It’s raining the first time I play with the Tight Ends, raining in that distinctly Southern California way where you think it might just blow over until all of a sudden it’s a downpour. My sweats soak through in an instant; the rest of the day’s flag football games are canceled.
But we play on, and I’m fantastic, making a lasting first impression on my new team as I catch touchdown after touchdown with the wet, slick ball.
The Tight Ends are a lovable band of misfits, as these recreational teams tend to be, a mishmash of people from all sorts of backgrounds and places and professions, in varying degrees of fitness. As a single woman recently transplanted to Orange County, my eye roams the field for male prospects—preferably of the tall variety, as I’m 5-foot-9. It’s disappointing. There’s a tall but mind-bogglingly unathletic man; a tall but goofy guy who calls me “Gronk,” a reference to the New England Patriots’ giant-of-a-human tight end—a borderline insult he means as a compliment, but an error from which he can never recover; and the quiet, average-height guy so classically handsome as to be boring.
I’m only sorta single anyway because my ex-boyfriend is at home on my couch, sick, during a visit where we thought we might make another go of it and then decided not to—not the first or last of such visits. Relationships are full of loose ends, the unanswered questions and unfulfilled whys of people who once shared everything transitioning to sharing nothing.
I’m destined to play only one season with the Tight Ends, as I move up to the more competitive divisions of beach flag football with Beach City Sports, a private organization that lures more than 500 adults onto the sands of Huntington Beach every Saturday. Transplants and locals look to the group to find friends and, often, romance. In its five years of existence, the league boasts one marriage, two engagements, at least 15 other couplings, as well as the four Tight Ends-related pairings I will share with you.
By the end of that fateful first season, Goofy Guy is dating Baywatch, a blonde from the team who favors high-cut red swimsuits. I’m still single. After the end-of-season party, Classically Handsome walks me to my Jeep in the pouring rain and helps me anchor the canvas top, wiping off my seat for me. The team captain, who at 32 can’t stop talking like a smitten teen about her crush on him, later tells me she thinks he’s interested in me. I brush her—and the possibility of him—off.
The next season, three Tight Ends play on a team in Newport Beach through the same organization: Team Captain, Goofy Guy, and me. We win the championship. We play against an opposing team’s 6-foot-7 QB who is handsome and funny. “That’s my future boyfriend,” I tell Team Captain. And within a month, he is.
Meanwhile, Goofy Guy and Baywatch have broken up, so I put a friend of mine on the next season’s team in Newport Beach, knowing Goofy Guy would immediately ask her out.
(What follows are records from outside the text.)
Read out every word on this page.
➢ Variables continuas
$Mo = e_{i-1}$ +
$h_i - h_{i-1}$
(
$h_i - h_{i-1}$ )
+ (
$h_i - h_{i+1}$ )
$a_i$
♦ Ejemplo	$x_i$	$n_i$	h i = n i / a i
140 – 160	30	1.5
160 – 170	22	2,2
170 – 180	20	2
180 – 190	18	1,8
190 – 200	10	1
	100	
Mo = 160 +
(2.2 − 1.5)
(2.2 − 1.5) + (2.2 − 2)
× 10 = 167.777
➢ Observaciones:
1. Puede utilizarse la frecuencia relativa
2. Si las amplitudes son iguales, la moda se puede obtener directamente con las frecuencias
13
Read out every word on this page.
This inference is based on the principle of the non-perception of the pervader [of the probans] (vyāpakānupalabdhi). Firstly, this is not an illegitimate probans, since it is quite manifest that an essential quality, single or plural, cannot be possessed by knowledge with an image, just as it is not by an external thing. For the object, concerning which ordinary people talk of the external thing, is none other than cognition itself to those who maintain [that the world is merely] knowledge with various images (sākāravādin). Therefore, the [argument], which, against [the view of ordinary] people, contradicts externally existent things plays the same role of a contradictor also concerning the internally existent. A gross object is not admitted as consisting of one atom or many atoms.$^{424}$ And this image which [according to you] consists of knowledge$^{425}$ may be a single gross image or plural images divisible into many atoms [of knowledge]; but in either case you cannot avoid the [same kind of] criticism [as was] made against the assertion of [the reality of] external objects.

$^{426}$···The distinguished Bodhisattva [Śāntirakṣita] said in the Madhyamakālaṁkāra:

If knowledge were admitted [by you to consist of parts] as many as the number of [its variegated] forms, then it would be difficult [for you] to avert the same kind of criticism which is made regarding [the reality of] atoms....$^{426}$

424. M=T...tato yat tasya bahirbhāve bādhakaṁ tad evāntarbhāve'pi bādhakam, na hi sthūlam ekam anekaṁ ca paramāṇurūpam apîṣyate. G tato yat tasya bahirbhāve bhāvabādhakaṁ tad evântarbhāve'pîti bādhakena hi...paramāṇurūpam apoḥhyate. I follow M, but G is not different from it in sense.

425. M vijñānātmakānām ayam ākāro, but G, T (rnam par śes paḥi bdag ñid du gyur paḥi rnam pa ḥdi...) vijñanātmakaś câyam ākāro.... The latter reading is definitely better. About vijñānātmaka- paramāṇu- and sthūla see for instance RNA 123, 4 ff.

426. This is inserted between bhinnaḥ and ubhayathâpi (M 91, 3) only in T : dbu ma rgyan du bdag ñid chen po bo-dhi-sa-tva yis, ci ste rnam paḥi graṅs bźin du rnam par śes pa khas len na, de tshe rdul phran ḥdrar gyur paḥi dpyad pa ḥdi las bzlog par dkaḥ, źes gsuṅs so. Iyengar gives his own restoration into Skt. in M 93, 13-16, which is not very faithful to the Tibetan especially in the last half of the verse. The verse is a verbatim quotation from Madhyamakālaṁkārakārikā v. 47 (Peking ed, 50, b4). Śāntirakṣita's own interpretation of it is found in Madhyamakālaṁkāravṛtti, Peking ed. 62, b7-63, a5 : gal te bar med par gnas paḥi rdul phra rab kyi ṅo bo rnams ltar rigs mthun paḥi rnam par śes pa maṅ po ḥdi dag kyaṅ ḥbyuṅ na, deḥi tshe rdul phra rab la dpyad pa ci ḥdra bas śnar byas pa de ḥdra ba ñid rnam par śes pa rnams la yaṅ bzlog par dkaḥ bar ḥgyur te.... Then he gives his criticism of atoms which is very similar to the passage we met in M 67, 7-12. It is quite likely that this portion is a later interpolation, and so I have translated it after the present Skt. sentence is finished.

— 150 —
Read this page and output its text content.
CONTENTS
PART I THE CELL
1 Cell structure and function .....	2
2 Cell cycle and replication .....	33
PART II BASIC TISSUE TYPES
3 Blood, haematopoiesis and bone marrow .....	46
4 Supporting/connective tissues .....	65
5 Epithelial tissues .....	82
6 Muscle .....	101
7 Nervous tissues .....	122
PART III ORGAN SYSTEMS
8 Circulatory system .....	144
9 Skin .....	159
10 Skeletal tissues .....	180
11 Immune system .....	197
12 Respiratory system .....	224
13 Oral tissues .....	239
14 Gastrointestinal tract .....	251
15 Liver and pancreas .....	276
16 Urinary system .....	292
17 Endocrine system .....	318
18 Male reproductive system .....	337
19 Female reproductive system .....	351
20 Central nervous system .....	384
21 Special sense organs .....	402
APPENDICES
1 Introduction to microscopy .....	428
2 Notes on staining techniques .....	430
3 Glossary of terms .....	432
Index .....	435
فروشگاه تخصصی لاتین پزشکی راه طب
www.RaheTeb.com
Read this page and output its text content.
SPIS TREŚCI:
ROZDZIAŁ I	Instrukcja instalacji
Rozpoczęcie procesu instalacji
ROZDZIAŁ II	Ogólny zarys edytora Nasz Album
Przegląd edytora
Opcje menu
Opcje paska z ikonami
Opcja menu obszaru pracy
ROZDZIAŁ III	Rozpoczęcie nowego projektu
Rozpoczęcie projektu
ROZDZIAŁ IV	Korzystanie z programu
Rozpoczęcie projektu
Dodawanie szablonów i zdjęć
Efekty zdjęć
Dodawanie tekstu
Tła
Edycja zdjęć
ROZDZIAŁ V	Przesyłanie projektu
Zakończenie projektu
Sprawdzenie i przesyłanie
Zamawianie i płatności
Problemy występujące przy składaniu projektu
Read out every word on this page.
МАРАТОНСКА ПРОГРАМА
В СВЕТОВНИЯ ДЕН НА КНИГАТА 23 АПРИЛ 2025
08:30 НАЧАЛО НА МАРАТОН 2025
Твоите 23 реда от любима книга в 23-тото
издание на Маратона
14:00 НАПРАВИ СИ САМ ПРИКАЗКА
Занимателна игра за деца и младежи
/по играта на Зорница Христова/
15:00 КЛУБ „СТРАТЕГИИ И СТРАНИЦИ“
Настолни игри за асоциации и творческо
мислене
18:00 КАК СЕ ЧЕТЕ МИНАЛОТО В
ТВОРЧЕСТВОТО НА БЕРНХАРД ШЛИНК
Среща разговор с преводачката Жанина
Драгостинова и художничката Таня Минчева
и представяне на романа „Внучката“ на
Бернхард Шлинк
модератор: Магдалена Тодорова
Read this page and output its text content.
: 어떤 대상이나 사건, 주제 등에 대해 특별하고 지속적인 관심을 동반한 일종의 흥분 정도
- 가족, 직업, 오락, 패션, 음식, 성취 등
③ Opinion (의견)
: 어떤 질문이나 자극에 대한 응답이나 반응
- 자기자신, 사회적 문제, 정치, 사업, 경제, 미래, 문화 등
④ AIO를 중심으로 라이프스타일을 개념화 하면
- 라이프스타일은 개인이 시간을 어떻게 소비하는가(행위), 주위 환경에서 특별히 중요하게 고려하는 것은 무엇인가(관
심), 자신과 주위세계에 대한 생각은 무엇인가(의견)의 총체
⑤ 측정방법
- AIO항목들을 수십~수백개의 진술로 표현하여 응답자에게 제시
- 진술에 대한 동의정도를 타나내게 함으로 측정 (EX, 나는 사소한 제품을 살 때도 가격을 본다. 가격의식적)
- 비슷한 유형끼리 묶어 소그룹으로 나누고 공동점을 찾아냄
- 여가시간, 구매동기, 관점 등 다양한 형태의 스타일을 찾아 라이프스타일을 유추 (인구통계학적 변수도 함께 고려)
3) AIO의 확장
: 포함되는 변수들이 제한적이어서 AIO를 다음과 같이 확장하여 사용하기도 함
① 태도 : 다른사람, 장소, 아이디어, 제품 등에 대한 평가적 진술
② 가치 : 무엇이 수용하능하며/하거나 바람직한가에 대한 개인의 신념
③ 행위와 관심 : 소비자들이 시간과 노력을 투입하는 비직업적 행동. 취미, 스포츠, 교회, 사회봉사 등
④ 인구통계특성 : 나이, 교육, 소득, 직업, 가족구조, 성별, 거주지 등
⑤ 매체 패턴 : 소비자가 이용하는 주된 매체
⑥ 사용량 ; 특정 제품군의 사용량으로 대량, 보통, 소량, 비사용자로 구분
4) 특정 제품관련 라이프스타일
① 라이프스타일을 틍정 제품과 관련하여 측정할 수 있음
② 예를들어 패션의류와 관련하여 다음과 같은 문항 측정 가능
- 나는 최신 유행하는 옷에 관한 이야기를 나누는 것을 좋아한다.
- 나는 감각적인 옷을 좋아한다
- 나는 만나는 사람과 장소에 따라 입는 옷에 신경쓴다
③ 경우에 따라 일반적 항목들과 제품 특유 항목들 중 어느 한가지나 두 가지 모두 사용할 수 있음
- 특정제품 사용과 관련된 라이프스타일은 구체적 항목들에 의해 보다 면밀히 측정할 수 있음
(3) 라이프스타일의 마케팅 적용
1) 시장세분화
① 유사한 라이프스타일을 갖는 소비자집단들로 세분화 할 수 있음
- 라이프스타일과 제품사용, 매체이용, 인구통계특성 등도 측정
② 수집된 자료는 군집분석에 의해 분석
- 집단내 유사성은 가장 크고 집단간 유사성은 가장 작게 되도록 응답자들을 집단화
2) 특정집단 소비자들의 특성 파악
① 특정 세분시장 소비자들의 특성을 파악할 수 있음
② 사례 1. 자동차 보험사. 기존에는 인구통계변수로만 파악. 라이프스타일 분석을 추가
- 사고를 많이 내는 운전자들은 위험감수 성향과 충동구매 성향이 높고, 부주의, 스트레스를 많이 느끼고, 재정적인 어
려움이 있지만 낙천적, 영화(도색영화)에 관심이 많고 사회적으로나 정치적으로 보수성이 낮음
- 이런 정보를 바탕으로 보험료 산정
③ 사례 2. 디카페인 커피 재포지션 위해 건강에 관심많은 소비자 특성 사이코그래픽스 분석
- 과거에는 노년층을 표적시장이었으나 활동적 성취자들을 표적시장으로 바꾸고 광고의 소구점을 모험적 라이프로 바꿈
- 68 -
He does, and they start dating.
Back in Huntington Beach, I join QB’s team. That’s when I recognize the shortcomings of my new boyfriend. He won’t throw women the ball, preferring to shovel pass, which I find disrespectful, chauvinistic, and annoying. We win a championship. He and I break up. Turns out, playing against someone doesn’t give you all the information you need to know whether they’re a good person or not; playing with someone does.
Spring football season begins. There are four flag football seasons per year in the two beach cities. Spring is the best season because the weekends feel free and easy like summer, but they’re still un-crowded like winter. Classically Handsome is still playing on the Tight Ends, and I’m still playing on upper-division teams but hanging out with the Tight Ends after games.
Classically Handsome and I develop a spring romance, the kind that begins with extremely casual hangouts and progresses almost accidentally. This isn’t a whirlwind—it’s an exceptionally slow burn. Soon, we become that couple whose weekends are always (un)spoken for, who show up together and leave together, but are coy when people ask if we are together-together. A sly grin, maybe even a wink, but never, ever, outright affirmation.
We’re content this way; I’m wary of dating someone else in the league with whom I might later have loose ends; feeling QB’s anger radiate toward me during games isn’t easy. His pain abates, though, as he starts dating Baywatch. Yep, that’s right: the ex of Goofy Guy, who is now dating my friend, starts dating QB, my ex.
There are no loose ends. Even the exes who are still around are neatly tied up with other ends.
That’s part of what makes Beach City Sports so much like a family. Friendships across the league have and can withstand these hookups and breakups, these couplings and uncouplings, because it’s football. Because it’s fun. Because the lessons learned from childhood about team sports and teamwork mean that forgiveness comes easy, grudges aren’t held, and people band together no matter the circumstances.
Without the Tight Ends and Beach City Sports, I’d have 10 straight fingers, an unbroken toe, two fewer ex-boyfriends, no commitments on Saturday mornings, and no friends.
I’ll take it. In football, love is like that rain-slick ball: tough to hold on to, but when you catch it, sometimes you score.